[Dnsmasq-discuss] How do others provide backup for their DNS? Ideas wanted
Chris Green
cl at isbd.net
Thu Sep 2 18:52:16 UTC 2021
On Thu, Sep 02, 2021 at 10:32:01AM -0700, Michael wrote:
[snip earlier stuff]
> Hi Chris,
>
> I am sure there are some good guides out there for learning docker. I just
> learned by just picking a project that I wanted to try and set out to get it
> running. You could always run your primary on a pi and your backup on
> another platform without any issues using my example below.
>
Yes, thank you, I've already got it installed and I'm playing with it.
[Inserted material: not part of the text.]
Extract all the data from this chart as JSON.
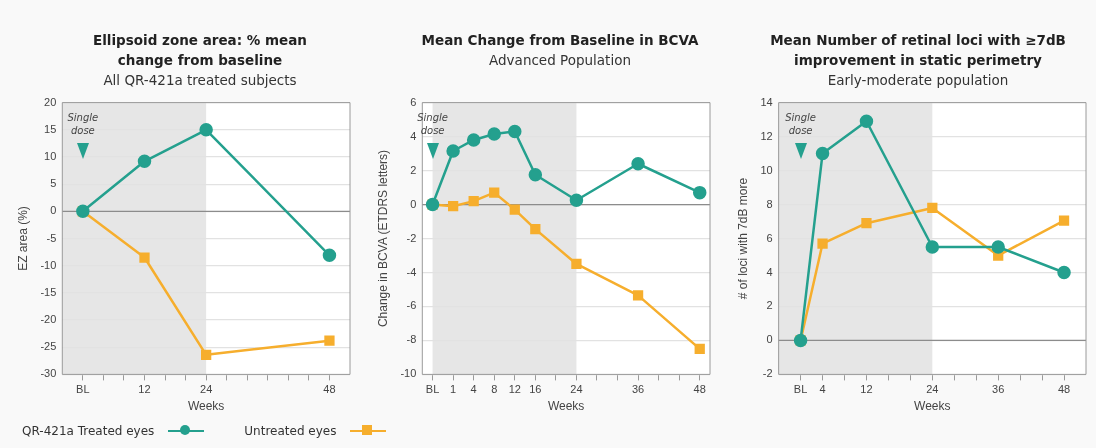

> Personally, I like to use docker-compose, because it allows you to spin up
> the same arguments each time without remembering them.
>
> As I mentioned, I am not using just dnsmasq, but rather pihole built on top
> of DNSmasq, but my docker-compose file looks like this below. You should
> be able to adapt the arguments for just dnsmasq pretty easily.
>
>
> pihole-main:
> container_name: pihole-main
> restart: unless-stopped
> image: pihole/pihole
> hostname: pihole-main
> domainname: $DOMAINNAME
> mac_address: 02:42:c0:a8:65:02
> environment:
> - TZ=${TZ}
> - "WEBPASSWORD=fakepassword"
> - "TEMPERATUREUNIT=f"
> - DNSMASQ_USER=${DNSMASQ_USER}
> - PUID=${PUID}
> - PGID=${PGID}
>
> # Internal IP of the cloudflared container
> - "DNS1=8.8.8.8"
>
> # Explicitly disable a second DNS server, otherwise Pi-hole uses
> Google
> - "DNS2=no"
>
> # Listen on all interfaces and permit all origins
> # This allows Pihole to work in this setup and when answering across
> VLANS,
> # but do not expose pi-hole to the internet!
> - "DNSMASQ_LISTENING=all"
>
> dns:
> # - 127.0.0.1
> - 8.8.8.8
>
> # Persist data and custom configuration to the host's storage
> volumes:
> - ${VOLUME}/pihole-main/config:/etc/pihole/
> - ${VOLUME}/pihole-main/dnsmasq:/etc/dnsmasq.d/
> - ${VOLUME}/pihole-main/misc:/var/lib/misc/
> - ${VOLUME}/pihole-main/home:/home/
>
> cap_add:
> - NET_ADMIN
> - CAP_SYS_NICE
>
> # 1. Join the public network so it's reachable by systems on our LAN
> networks:
> lan:
> ipv4_address: 192.168.101.2
>
>
> With this configuration, the IP of the container is always 192.168.101.2.
> The server it is running on though has a different IP - something in the
> 192.168.101 range. This way, if I bring this container up on the backup
> machine, it can come up on the same IP and mac address and the clients never
> know it moved.
>
>
> Bring it up is just as simple as docker-compose up -d on the backup machine.
>
> Then with this config, I just rsync the ${VOLUME}/pihole-main directory to
> the backup machine and it is ready if needed.
>
Thank you, that's brilliant.
The bit I don't quite understand yet is:-
# 1. Join the public network so it's reachable by systems on our LAN
networks:
lan:
ipv4_address: 192.168.101.2
I couldn't see how to do this with docker but you've shown me how.
I think we'd better shut-up now as this is drifting away from dnsmasq.